All adults age 18 and older in the general population—including pregnant and postpartum women—should be screened for depression, according to newly updated guidelines from the United States Preventative Services Task Force (USPSTF).
The update, which expands upon the panel’s 2009 recommendations, follows an extensive systematic review of existing evidence on mental illness and the benefits of depression screening, according to a statement published online Jan. 26 in JAMA.

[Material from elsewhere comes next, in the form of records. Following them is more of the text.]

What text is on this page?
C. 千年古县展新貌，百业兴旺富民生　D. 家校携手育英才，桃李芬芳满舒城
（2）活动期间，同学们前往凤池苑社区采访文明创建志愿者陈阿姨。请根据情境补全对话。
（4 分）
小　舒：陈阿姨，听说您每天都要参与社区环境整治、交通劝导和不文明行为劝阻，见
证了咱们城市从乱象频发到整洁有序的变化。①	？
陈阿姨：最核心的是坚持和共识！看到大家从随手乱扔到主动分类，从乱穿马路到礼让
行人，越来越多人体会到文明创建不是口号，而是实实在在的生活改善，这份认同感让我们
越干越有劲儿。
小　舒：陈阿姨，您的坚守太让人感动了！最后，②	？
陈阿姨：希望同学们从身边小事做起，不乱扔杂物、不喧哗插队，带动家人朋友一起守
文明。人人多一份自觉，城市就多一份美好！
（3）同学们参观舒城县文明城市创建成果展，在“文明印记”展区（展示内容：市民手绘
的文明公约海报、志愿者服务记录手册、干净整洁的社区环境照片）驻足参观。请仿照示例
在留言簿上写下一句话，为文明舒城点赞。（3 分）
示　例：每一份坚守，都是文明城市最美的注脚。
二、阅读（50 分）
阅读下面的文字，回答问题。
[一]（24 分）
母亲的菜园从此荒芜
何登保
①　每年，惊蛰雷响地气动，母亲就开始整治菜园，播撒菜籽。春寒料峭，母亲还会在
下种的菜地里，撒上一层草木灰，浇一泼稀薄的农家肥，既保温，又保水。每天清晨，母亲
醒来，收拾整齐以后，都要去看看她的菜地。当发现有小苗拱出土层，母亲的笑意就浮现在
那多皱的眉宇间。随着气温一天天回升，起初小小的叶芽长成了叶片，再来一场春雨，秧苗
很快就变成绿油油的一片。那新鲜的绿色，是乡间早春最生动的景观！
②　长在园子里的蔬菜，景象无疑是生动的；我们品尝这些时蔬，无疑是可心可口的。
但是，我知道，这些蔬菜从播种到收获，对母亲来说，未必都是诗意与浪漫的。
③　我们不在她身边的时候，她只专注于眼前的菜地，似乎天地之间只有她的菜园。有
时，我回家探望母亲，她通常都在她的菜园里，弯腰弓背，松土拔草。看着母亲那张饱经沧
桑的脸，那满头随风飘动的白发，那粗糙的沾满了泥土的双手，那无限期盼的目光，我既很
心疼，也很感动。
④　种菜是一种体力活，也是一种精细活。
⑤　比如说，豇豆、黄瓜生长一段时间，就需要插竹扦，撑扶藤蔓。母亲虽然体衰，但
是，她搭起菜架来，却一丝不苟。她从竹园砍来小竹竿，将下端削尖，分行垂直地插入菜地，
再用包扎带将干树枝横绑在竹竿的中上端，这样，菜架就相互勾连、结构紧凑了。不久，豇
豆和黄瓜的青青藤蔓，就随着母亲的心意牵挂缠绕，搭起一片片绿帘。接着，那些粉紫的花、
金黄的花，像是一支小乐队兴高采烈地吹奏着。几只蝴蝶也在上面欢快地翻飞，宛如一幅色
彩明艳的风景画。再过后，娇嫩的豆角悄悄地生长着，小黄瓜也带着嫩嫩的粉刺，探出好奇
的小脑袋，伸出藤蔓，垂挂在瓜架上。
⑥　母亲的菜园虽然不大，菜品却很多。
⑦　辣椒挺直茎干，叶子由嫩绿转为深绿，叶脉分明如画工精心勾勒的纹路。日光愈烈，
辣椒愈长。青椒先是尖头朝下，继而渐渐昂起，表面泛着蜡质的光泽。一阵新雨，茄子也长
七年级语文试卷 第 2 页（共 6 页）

“The USPSTF concludes with at least moderate certainty that there is a moderate net benefit to screening for depression in adults, including older adults, who receive care in clinical practices that have adequate systems in place to ensure accurate diagnosis, effective treatment, and appropriate follow-up after screening,” wrote author Albert Siu, MD, task force member and professor of General Internal Medicine at Mount Sinai Hospital in New York City. “The USPSTF also concludes with at least moderate certainty that there is a moderate net benefit to screening for depression in pregnant and postpartum women who receive care in clinical practices that have CBT or other evidence-based counseling available after screening.”
Mental illness and depression are among the leading causes of disability in Americans over the age of 15 and is common in postpartum and pregnant women, affecting not only individuals but families and children as well. There isn’t simply a human cost, however—an estimated $22.8 billion was spent on depression treatment nationwide in 2009, with the cost of lost productivity estimated to be $23 billion in 2011.
But practical preventative factors such as when and how often to screen for depression are still unknown, said the USPSTF, so clinicians must use their best judgement in the primary care setting.
“A pragmatic approach in the absence of data might include screening all adults who have not been screened previously and using clinical judgment in consideration of risk factors, comorbid conditions, and life events to determine if additional screening of high-risk patients is warranted,” the recommendations state.
Methods currently available for depression screening include the Patient Health Questionnaire and the Hospital Anxiety and Depression Scales in adults; the Geriatric Depression Scale in older adults; and the Edinburgh Postnatal Depression Scale in postpartum and pregnant women.
When it comes to diagnosing and treating the disease, the USPSTF believes the evidence supports a need for collaborative effort from all corners of the healthcare community.
“Multidisciplinary team-based primary care that includes self-management support and care coordination has been shown to be effective in management of depression,” the statement added. “Research is needed to assess barriers to establishing adequate systems of care and how these barriers can be addressed.”
With more attention now focused on the disease and a growing movement to effectively prevent, diagnose and treat those affected by depression, the USPSTF believes the scope of combined screening efforts should match the impact of the problem at hand.
“Major depressive disorder is a common and significant health care problem,” wrote Siu. “The USPSTF recommends screening in all adults regardless of risk factors.”